A limitation of using o3 is that its OpenAI API model does not support image processing. We will explore models with image support and API access in later sections.

In upcoming sections, you’ll learn how we use the gpt-4.1 model to perform continuous login attempts, typically succeeding after five consecutive tries, as you’ll discover later.


Account lockout

Account lockouts or bans are typically manual but can sometimes be automated. Many cyber-crime forums combat scammers by blacklisting specific user handles. For instance, posting a Telegram username like @BluePig might trigger an automatic ban.

I’ve observed this frequently, so switching between multiple accounts may not always resolve the issue. However, if you encounter automated lockouts, rotating between accounts is a viable strategy.
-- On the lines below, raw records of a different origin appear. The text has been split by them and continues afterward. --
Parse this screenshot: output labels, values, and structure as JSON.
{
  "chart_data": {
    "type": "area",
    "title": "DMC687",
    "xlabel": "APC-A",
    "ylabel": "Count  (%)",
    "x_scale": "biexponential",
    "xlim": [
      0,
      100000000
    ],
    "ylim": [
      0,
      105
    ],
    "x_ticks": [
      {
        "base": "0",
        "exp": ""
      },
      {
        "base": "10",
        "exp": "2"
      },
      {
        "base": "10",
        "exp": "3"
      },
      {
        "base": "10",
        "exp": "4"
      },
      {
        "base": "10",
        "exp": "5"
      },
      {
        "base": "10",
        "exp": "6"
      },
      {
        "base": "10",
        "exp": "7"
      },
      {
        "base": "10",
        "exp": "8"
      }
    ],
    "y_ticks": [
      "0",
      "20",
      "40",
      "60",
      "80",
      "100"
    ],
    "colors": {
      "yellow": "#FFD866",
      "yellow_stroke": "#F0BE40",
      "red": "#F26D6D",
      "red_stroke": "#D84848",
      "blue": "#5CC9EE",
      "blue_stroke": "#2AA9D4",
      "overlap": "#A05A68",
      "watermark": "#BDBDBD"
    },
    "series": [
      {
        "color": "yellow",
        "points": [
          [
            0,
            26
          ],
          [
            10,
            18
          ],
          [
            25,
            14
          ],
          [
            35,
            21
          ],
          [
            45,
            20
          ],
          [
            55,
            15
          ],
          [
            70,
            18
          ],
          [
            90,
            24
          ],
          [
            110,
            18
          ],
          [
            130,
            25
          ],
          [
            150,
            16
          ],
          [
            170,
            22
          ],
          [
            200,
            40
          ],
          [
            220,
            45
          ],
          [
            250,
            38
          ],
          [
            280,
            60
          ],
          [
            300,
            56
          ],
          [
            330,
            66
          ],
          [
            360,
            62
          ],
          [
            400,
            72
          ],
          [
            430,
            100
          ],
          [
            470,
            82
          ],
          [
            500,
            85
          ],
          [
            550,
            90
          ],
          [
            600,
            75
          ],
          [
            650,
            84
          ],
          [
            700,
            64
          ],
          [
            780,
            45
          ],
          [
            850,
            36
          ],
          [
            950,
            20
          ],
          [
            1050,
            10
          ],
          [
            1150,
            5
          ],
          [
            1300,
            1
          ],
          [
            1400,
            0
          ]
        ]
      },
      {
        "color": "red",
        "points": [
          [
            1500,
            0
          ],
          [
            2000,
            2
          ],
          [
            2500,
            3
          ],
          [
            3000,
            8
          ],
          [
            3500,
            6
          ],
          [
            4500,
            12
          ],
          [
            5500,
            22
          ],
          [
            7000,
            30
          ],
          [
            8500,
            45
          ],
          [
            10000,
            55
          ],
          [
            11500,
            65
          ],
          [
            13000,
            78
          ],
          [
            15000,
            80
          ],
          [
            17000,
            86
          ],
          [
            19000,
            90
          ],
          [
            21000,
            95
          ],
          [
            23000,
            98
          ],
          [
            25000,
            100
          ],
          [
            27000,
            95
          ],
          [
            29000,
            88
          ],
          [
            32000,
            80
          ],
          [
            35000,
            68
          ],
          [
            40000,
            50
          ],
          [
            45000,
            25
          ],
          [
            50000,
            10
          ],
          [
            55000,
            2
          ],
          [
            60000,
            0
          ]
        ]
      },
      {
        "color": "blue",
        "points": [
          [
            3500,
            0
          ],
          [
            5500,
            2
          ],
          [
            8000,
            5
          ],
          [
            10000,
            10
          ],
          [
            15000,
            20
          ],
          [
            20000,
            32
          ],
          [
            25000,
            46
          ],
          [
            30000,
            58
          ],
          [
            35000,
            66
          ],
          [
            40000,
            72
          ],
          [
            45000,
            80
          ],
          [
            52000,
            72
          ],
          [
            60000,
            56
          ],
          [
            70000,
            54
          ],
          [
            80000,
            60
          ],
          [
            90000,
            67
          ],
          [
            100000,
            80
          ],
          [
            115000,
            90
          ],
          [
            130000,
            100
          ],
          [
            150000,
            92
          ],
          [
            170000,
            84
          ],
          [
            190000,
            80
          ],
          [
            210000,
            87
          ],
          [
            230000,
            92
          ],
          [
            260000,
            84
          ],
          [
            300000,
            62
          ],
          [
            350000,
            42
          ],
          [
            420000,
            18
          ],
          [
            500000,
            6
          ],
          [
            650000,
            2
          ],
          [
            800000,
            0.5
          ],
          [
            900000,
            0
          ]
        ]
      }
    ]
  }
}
Some sites employ automated logging systems that alert admins to suspicious activities, such as excessive requests or potential malicious behavior.

In our main web scraper, we will implement account rotation using multiple bot accounts to avoid lockouts. While the test sites in this course lack account lockout mechanisms, we will teach you how to bypass such protections to prepare you for real-world scenarios.

The following Python code demonstrates switching between two accounts and printing each account’s profile page as a proof of concept for account rotation.

When logged in as DarkHacker, the profile page displays You are logged in as DarkHacker. This message is absent while visiting other users’ profile pages, confirming your login status. Below is how we programmatically verify this by switching between accounts:

import requests


# JSON structure for profiles
profiles = {
    "url": "http://127.0.0.1:5000/profile/",
    "users": {
        "CyberGhost": {
            "cookie": "session=.eJwtzrkRwjAQAMBeFBNIJ-keN-PRfWNSG0cMvUPAVrDvsucZ11G213nHo-xPL1uBabksGWtPVu-1CgCBKzZhnzEU3ZQRuSG2aYvSCCVpVfAqg5S7-gAMmTJGl-k5slVzRgBvJKa0IJPDa8zRsmnajFTI3knKL3Jfcf435fMFvlsvkA.aHFScA.HYZ0jgZ5eb06WP5SzPnnf6pISJo"
        },
        "DarkHacker": {
            "cookie": "session=.eJwlzjkOwjAQAMC_uKbwru098hmUvQRtQirE30FiXjDvdq8jz0fbXseVt3Z_RtsaLq_dS6iPEovRuyIyhhGoxMppFG5CJEAEy3cuZ9LivWN0nWwyLCZS6tI5h66oWdA9hBADWN14xyrJ6LkmFFj5yjKsMVjbL3Kdefw30D5fvlgvjw.aHFR-A.mcu8L_CTLdZrz2254OEzZhsqpbQ"
        }
    }
}

# Function to fetch profile and check for login string
def fetch_profile(username, cookie):
    url = f"{profiles['url']}{username}"
    headers = {'Cookie': cookie}
    try:
        response = requests.get(url, headers=headers)
        # Check for the login confirmation string
        login_string = f"You are logged in as {username}"
        if login_string in response.text:
            print(f"Confirmation: '{login_string}' found in the response for user: {username}.")
        else:
            print(f"Confirmation: '{login_string}' NOT found in the response.")
    except requests.RequestException as e:
        print(f"Error fetching profile for {username}: {e}")

# Fetch profiles for both users
for username, data in profiles['users'].items():
    fetch_profile(username, data['cookie'])

Output:

-> % python3 profile_rotation.py
Confirmation: 'You are logged in as CyberGhost' found in the response for user: CyberGhost.
Confirmation: 'You are logged in as DarkHacker' found in the response for user: DarkHacker.

You can enhance the learning experience by enumerating posts with each account, but the current approach is sufficient. Switching between accounts is an effective strategy to avoid being flagged for suspicious activity, as all requests sent to the website are logged.